Это уже звучало зловеще.
— Приказ капитана, — сказал другой стражник, то ли менее агрессивно настроенный, то ли и в самом деле испуганный этой невинной угрозой, — В доме святого отца произошло преступление. Пока ведется расследование, посторонним туда вход воспрещен, будь этот посторонний хоть его близким другом, хоть архангелом Гавриилом собственной персоной.

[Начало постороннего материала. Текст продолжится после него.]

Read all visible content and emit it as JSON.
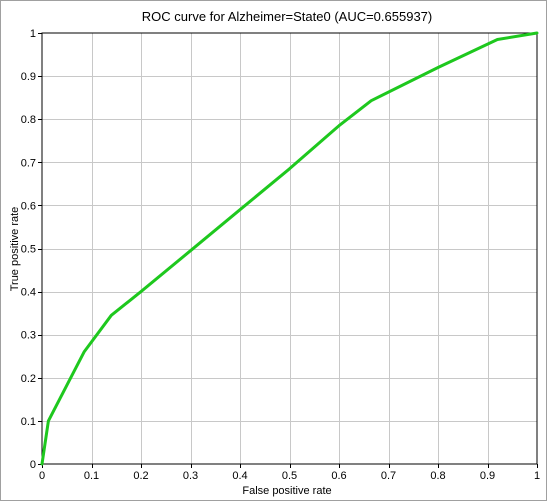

— Приказ капитана? — я встрепенулась, — Капитана Ламберта?
Стражники переглянулись. То, что я знаю это имя, неприятно их удивило.
— Так точно, — сухо сказал первый, — Приказ отдан им.
— Я достаточно хорошо знаю и его. Уверена, он сделает исключение ради нас.
— Господин капитан находится внутри. Когда он выйдет, вы можете у него спросить, но не раньше.
— Но нам надо увидеть отца Гидеона именно сейчас!
— Приказ капитана был совершенно четок, не впускать ни одно постороннее лицо. Если вы будете настаивать, у нас есть полномочия применить силу. А теперь пропадите сами, если не хотите чтоб вам помогли.
Стражник опустил руку на рукоять лайтера, виднеющуюся из кобуры. Жест был достаточно красноречив, чтоб исключить все возможные контр-доводы. Разговор определенно был окончен, и по глазам облаченных в блестящие кирасы привратников можно было сказать, что угроза была отнюдь не пустой фигурой речи. Испепелить пару полоумных оборванцев, лезущих на прием к настоятелю собора — такая мелочь, за которую вряд ли получишь и взыскание по службе.
Обидно было проделать долгий и опасный путь лишь ради того, чтобы наткнуться на такой прием. «Сама виновата, — подумала я уныло, — Нечего было бросаться, как собака на кость. Можно было бы и подождать. В сущности, эти стражники, может, и мерзкие ребята, но работу свою выполняют честно. Последнее дело — допускать на место преступления посторонних, а мы сейчас именно посторонние, и здесь, и вообще во всей этой истории».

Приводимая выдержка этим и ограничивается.